The Companies Bill is expected to become law by the end of the year.
It is anticipated that most of the Bill will come into force in October 2007.
All of the charities established in England and Wales under the old Companies Act as private limited companies (generally, limited by guarantee) will need to become familiar with the new Act in due course, not least because all the forms and filings with Companies House will have new names. There are also many more charities that have subsidiary trading companies to which these changes will apply.
The Bill is intended to overhaul all aspects of company law. Its purpose is to simplify it, make it easier to understand and comply with, enhance members' involvement, promote business and stimulate investment. Once enacted, it will become the principal statute regulating companies in the UK and will for the most part replace the 1985 Act. It will make changes to existing law and, for charitable companies limited by guarantee, will affect areas such as the memorandum and articles of association, reports and accounts, board and shareholder meetings, the passing of resolutions and the composition of the board.

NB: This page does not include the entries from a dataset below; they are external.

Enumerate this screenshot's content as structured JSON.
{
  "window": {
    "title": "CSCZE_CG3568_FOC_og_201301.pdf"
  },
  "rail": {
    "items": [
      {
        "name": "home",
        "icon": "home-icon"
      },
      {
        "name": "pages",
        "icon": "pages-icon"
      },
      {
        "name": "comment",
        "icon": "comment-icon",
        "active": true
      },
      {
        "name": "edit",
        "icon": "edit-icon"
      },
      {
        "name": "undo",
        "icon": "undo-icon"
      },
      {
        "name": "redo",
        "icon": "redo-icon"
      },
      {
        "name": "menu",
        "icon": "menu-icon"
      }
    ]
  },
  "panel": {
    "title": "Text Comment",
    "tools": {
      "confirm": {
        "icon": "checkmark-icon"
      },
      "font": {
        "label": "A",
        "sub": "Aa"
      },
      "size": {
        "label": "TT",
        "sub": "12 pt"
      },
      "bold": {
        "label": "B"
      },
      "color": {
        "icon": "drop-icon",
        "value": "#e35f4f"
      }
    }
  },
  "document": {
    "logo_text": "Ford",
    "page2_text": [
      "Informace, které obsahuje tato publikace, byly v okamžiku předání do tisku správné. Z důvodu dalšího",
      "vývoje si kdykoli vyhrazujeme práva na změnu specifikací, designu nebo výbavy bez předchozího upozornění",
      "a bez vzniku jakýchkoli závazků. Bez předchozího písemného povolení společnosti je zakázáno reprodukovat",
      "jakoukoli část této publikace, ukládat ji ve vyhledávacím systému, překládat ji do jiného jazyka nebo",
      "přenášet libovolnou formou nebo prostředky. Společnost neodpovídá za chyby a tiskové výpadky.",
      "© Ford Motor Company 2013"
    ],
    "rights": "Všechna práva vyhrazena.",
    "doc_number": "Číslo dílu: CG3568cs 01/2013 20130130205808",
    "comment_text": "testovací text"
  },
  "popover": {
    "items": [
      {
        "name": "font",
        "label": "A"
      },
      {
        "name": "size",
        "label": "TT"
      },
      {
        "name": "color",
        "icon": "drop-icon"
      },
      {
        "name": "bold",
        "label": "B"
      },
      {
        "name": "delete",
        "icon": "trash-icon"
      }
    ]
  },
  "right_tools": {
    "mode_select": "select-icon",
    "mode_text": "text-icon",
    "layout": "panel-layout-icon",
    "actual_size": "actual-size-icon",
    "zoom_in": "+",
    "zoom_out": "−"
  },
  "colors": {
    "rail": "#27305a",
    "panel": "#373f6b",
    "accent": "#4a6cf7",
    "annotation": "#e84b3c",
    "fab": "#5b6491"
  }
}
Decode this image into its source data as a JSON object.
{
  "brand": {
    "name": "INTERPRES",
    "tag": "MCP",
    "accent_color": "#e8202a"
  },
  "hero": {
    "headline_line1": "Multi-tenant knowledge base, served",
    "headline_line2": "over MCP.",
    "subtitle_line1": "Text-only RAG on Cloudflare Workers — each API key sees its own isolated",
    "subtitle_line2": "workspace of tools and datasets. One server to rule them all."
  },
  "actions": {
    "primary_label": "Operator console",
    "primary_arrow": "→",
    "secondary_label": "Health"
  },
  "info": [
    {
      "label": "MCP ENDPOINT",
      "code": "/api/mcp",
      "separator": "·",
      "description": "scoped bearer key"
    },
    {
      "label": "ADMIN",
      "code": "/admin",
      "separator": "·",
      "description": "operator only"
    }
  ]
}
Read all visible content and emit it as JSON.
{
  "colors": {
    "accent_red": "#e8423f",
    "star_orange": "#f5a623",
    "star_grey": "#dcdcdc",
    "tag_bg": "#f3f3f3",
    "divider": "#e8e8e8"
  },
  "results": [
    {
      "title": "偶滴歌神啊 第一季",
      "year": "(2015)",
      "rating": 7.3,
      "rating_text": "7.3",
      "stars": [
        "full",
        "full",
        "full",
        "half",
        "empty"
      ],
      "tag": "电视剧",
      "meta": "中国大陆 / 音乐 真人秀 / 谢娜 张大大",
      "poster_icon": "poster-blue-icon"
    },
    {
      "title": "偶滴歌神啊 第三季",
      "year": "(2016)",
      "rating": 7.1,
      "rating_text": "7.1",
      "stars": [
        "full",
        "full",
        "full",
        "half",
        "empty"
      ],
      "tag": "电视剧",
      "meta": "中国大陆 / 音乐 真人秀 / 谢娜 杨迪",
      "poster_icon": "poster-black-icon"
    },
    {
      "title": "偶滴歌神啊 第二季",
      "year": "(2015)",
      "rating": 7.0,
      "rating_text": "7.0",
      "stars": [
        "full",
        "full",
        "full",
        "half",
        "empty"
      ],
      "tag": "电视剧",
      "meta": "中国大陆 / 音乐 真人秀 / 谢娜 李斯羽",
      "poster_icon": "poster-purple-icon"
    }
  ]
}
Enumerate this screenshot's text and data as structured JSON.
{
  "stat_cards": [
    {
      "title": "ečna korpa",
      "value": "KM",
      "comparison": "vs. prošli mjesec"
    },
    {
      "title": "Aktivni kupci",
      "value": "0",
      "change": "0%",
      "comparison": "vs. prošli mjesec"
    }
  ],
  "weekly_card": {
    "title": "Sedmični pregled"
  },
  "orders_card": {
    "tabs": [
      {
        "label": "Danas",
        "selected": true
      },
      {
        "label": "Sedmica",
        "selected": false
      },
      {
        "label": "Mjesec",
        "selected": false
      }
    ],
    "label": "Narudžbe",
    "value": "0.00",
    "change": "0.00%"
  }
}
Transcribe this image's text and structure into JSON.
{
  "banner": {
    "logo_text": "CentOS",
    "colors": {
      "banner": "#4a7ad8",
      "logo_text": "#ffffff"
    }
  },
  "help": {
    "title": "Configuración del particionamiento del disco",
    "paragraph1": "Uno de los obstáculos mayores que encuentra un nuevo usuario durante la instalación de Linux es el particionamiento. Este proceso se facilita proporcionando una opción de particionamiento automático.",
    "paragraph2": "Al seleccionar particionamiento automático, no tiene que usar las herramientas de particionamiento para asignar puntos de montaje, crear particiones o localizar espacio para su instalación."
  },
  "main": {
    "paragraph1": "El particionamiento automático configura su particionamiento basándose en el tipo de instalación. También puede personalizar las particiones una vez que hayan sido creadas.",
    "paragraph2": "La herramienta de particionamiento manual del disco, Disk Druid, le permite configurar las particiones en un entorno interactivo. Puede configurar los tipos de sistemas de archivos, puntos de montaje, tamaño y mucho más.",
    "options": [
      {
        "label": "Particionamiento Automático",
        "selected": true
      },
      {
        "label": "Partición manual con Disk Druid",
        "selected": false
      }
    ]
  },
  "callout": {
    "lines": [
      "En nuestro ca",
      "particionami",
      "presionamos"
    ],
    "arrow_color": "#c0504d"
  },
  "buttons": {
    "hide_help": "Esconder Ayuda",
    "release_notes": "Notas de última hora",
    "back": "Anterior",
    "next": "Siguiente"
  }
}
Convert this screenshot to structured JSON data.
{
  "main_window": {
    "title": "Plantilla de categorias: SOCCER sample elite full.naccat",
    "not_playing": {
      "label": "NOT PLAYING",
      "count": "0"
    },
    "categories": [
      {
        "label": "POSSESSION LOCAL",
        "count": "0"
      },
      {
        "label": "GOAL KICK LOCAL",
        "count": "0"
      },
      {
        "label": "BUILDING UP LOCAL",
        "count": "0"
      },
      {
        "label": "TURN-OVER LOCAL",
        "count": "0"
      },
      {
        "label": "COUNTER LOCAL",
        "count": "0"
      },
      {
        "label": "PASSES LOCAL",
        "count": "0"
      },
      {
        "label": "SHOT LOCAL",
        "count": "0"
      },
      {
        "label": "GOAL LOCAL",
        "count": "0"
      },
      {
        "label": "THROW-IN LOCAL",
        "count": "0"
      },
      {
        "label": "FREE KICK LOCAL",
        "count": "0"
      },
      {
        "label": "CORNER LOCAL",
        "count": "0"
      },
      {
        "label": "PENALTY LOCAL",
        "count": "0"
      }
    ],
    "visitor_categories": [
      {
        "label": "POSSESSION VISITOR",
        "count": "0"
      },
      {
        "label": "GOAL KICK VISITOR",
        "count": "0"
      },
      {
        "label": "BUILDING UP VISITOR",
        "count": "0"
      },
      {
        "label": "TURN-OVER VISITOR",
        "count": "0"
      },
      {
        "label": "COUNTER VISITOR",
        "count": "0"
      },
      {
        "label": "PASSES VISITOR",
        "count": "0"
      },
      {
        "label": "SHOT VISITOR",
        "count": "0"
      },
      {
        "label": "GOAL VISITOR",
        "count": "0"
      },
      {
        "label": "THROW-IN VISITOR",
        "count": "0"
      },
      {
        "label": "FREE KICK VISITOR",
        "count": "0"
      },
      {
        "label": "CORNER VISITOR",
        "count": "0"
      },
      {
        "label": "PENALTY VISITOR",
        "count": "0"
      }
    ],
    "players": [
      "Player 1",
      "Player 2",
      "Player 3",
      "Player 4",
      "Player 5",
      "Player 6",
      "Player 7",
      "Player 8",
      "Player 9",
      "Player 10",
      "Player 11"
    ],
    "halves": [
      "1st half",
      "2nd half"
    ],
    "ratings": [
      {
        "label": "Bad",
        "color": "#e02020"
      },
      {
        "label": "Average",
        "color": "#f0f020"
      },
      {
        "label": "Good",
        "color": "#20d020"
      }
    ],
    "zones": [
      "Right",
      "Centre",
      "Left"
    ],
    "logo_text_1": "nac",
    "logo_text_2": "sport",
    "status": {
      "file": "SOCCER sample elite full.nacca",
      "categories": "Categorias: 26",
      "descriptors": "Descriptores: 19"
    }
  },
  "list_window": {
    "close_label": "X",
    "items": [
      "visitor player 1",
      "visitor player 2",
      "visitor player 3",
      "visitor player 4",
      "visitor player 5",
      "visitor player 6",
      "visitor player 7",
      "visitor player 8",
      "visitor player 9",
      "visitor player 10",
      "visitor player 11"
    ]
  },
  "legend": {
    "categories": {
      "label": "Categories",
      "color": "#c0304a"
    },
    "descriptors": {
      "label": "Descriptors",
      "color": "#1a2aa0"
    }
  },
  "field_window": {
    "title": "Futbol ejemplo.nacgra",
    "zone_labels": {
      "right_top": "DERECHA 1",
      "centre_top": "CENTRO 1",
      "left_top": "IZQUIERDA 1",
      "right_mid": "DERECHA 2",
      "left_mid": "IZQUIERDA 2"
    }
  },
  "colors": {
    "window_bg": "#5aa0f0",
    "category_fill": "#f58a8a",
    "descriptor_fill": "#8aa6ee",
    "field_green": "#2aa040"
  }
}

For the most part the Act will provide greater flexibility to existing charitable companies, but will not require them to take immediate action.
However, there are a number of new statutory provisions with which charities must comply.
For example, time limits for filing accounts have been reduced and there will be a statutory right for members of a company limited by guarantee to appoint a proxy to attend general meetings.
Charities might also want to take advantage of certain relaxations introduced by the Bill. For example, the requirement to hold an AGM every year has been dispensed with. If charities are to be able to take advantage of these reforms, they will need to review their constitutional documents.
All charities should be aware that the articles of association are to replace the memorandum and articles of association as a company's governing document, and the memorandum of association will be reduced to a simple form containing the list of subscribers. All other provisions previously set out in the memorandum will be treated as if they are set out in the articles of association.